You’ll never go wrong by building emergency savings for that inevitable rainy day that might be associated with unemployment or unexpected expenses. And, even if nothing truly negative occurs, extra financial flexibility or options are good to have.

For workers, or those aspiring to work, this might be about as good as it gets for the job market. Keep those professional connections and your employer network activated to seize upon any good opportunities or to respond quickly if current employment ends abruptly.

For borrowers, if tougher times are ahead, that’s yet another argument in favor of paying down or paying off debt. Credit card debt is at the top of this list. If balances aren’t paid off immediately, debt with double-digit interest rates gets more expensive very quickly.
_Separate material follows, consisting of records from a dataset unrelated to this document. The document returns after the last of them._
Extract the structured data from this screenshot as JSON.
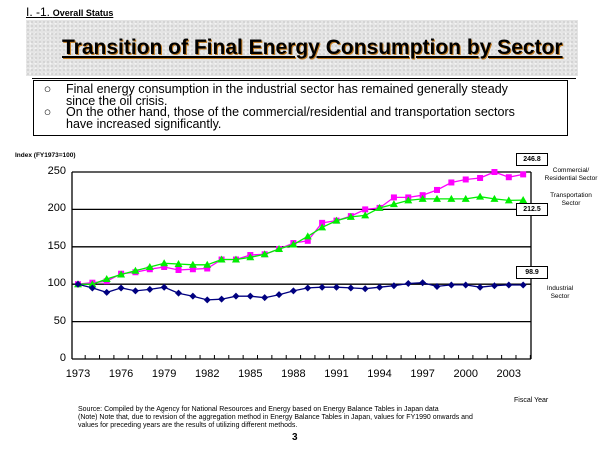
{
  "section": {
    "number": "I. -1.",
    "label": "Overall Status"
  },
  "title": "Transition of Final Energy Consumption by Sector",
  "bullets": [
    {
      "mark": "○",
      "lines": [
        "Final energy  consumption in the  industrial  sector has remained  generally  steady",
        "since the oil crisis."
      ]
    },
    {
      "mark": "○",
      "lines": [
        "On the other hand, those of the commercial/residential and transportation sectors",
        "have increased significantly."
      ]
    }
  ],
  "page_number": "3",
  "source_lines": [
    "Source: Compiled by the Agency for National Resources and Energy based on Energy Balance Tables in Japan data",
    "(Note) Note that, due to revision of the aggregation method in Energy Balance Tables in Japan, values for FY1990 onwards and",
    "values for preceding years are the results of utilizing different methods."
  ],
  "chart_data": {
    "type": "line",
    "title": "Transition of Final Energy Consumption by Sector",
    "ylabel": "Index (FY1973=100)",
    "xlabel": "Fiscal Year",
    "ylim": [
      0,
      250
    ],
    "yticks": [
      0,
      50,
      100,
      150,
      200,
      250
    ],
    "grid": true,
    "x": [
      1973,
      1974,
      1975,
      1976,
      1977,
      1978,
      1979,
      1980,
      1981,
      1982,
      1983,
      1984,
      1985,
      1986,
      1987,
      1988,
      1989,
      1990,
      1991,
      1992,
      1993,
      1994,
      1995,
      1996,
      1997,
      1998,
      1999,
      2000,
      2001,
      2002,
      2003,
      2004
    ],
    "xtick_labels": [
      "1973",
      "1976",
      "1979",
      "1982",
      "1985",
      "1988",
      "1991",
      "1994",
      "1997",
      "2000",
      "2003"
    ],
    "series": [
      {
        "name": "Commercial/ Residential Sector",
        "color": "#ff00ff",
        "marker": "square",
        "end_label": "246.8",
        "values": [
          100,
          102,
          104,
          114,
          116,
          120,
          123,
          119,
          120,
          121,
          133,
          133,
          139,
          140,
          147,
          155,
          158,
          182,
          185,
          191,
          200,
          202,
          216,
          216,
          219,
          226,
          236,
          240,
          242,
          250,
          243,
          246.8
        ]
      },
      {
        "name": "Transportation Sector",
        "color": "#00ee00",
        "marker": "triangle",
        "end_label": "212.5",
        "values": [
          100,
          100,
          107,
          113,
          118,
          123,
          128,
          127,
          126,
          126,
          133,
          133,
          136,
          140,
          147,
          153,
          164,
          176,
          185,
          190,
          192,
          202,
          207,
          212,
          214,
          214,
          214,
          214,
          217,
          214,
          212,
          212.5
        ]
      },
      {
        "name": "Industrial Sector",
        "color": "#000080",
        "marker": "diamond",
        "end_label": "98.9",
        "values": [
          100,
          95,
          89,
          95,
          91,
          93,
          96,
          88,
          84,
          79,
          80,
          84,
          84,
          82,
          86,
          91,
          95,
          96,
          96,
          95,
          94,
          96,
          98,
          101,
          102,
          97,
          99,
          99,
          96,
          98,
          99,
          98.9
        ]
      }
    ]
  }
}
For investors, one of the keys regarding your decision-making involves your time horizon, as well as your appetite for risk. Think about the length of time that you expect to hold on to your investments, such as mutual funds, ETFs and individual equities, among other assets. If you’re looking at retirement savings, which won’t be tapped for many years, then the swings in the market, however unpleasant, have less relevance than if the funds are exposed to equities intended for near-term use for a down payment on a home or a child’s college education. In these latter instances, you might want to consider moving some of the funds into a high-yield CD to protect your investment or avoid loss of principal. And if the market swings are causing you to lose sleep at night, it might be time to dial down some of the risk in our portfolio.